I saw where 500 indigenous women came together in Puyo, Ecuador on International Women’s Day (March 9, 2016) to denounce the newly signed oil contract between the Ecuadorian government and the Chinese oil corporation, Andes Petroleum. When I saw the news, I wondered if any of our Achuar friends flew from their villages to Puyo – the town next to Shell where we fly into the Amazon Jungle.
On one of my five trips to the Amazon, Sandra Morse and a few folks from Tucson traveled to north-eastern Ecuador where we experienced first hand the results of the oil industry and its impact on the ecology and culture of the area. The trip was actually publicized to visitors as, “Come Take The Toxic Tour!” And TOXIC it was!

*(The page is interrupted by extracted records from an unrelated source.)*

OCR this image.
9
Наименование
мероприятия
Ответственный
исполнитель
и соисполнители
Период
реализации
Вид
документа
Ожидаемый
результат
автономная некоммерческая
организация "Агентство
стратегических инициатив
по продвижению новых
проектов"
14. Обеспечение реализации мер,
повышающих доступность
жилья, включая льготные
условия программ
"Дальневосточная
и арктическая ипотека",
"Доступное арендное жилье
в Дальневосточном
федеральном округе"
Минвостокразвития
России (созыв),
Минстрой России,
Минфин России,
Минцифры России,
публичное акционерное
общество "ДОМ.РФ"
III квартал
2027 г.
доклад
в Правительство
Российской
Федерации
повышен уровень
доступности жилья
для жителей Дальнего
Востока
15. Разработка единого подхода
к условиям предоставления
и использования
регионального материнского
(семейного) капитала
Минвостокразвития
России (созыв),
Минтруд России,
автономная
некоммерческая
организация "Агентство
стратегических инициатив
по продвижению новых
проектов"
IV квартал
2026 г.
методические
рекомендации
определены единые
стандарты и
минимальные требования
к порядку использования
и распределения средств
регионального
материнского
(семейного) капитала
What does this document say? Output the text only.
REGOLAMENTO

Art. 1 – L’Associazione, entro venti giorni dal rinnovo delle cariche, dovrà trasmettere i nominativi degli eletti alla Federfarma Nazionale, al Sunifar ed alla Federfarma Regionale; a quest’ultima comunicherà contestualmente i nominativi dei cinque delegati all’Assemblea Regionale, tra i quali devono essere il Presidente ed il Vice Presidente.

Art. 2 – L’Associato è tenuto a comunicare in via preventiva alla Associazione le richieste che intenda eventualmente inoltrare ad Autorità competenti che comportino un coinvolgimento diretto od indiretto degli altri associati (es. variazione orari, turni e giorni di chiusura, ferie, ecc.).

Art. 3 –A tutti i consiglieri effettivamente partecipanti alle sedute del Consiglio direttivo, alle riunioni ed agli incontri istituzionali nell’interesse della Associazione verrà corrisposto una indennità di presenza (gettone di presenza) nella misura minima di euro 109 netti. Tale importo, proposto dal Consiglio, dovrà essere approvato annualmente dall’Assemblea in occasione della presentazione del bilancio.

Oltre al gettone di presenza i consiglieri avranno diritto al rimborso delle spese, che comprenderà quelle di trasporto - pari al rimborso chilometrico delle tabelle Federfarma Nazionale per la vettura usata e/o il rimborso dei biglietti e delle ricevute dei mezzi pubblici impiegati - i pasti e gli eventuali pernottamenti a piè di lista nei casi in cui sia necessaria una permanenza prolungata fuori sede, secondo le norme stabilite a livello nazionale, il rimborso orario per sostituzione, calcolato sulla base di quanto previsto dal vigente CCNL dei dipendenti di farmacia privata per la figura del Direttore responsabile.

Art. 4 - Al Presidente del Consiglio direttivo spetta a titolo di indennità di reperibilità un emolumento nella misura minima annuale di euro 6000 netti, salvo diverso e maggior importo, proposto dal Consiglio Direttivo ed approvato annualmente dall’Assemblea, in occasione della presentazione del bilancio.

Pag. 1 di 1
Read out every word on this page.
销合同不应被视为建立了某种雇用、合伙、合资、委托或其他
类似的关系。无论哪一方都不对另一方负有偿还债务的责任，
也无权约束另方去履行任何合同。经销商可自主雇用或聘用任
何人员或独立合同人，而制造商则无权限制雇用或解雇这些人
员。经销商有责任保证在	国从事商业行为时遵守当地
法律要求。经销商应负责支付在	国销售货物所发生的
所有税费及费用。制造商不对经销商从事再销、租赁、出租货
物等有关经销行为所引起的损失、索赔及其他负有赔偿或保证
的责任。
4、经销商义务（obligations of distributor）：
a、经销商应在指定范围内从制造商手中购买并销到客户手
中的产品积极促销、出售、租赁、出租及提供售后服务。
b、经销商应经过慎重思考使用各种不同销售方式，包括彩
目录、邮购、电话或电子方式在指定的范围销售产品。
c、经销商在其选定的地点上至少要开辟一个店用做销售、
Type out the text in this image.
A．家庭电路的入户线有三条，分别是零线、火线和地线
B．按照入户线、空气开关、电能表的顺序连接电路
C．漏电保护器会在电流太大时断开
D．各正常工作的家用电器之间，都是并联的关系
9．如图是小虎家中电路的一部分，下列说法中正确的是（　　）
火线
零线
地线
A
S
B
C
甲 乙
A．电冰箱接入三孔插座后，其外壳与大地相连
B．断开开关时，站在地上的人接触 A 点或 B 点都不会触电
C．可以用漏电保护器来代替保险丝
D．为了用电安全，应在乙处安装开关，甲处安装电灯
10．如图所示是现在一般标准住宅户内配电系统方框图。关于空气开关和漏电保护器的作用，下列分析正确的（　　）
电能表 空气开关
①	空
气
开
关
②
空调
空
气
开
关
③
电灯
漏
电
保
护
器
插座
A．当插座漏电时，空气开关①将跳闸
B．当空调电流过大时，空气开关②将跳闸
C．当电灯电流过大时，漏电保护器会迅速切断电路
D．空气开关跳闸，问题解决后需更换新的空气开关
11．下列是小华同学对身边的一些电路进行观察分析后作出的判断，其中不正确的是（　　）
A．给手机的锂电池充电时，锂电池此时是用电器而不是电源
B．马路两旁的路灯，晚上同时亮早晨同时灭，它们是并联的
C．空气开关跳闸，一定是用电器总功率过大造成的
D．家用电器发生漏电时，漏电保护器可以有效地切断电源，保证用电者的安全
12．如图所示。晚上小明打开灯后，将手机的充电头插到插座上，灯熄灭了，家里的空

Sapara and Kichwa women leaders with allies in New York City during the United Nations General Assembly, September 2015 – Photo by Emily Arasim
As our canoe approached the village, we were cautioned not to touch the water because the river “burned with acid.” None of the plentiful fish, birds or other animals were seen or heard. Dead trees and bushes lined the river banks. As we walked to the village, destruction and devastation was everywhere. We found the people to be listless, hopeless and without joy. After leaving, it took me three days to recover physically and emotionally from our “Toxic Tour” experience.
Our Achuar friends to the southeast, along the border of Ecuador and Peru, are well aware of the environmental and cultural destruction ahead for them if Andes Petroleum pillages their land and lives. American and Canadian oil companies did not even bother to bid on the land President Rafael Correa put up for auction. They knew the Kichwa, Achuar, Shuar and others would fight to the death to preserve their pristine homeland. It simply wasn’t worth the fight and public relations fallout.
My friends, we must stand with and for our indigenous relatives in defense of Pachamama, Mother Earth, in Ecuador’s Amazon Jungle. The health of the entire planet depends on our standing together to fight climate injustice in the area. If we lose this pristine land to oil exploration and extraction, the resulting deforestation, colonization and industrialization will lead to irreversible damage to the delicate balance of Earth’s climate control system as well as the extinction of plant and animal species, the lose of life-saving medicinal plants and the tragic disappearance of indigenous cultures as we know them today. It is time to stand with the indigenous people of the Amazon against eco-injustices related to nature and the environment such as air and water pollution, deforestation, soil loss and climate change. When we stand in solidarity with them, we stand for eco-justice for ourselves and the entire planet. Viva la Pachamama!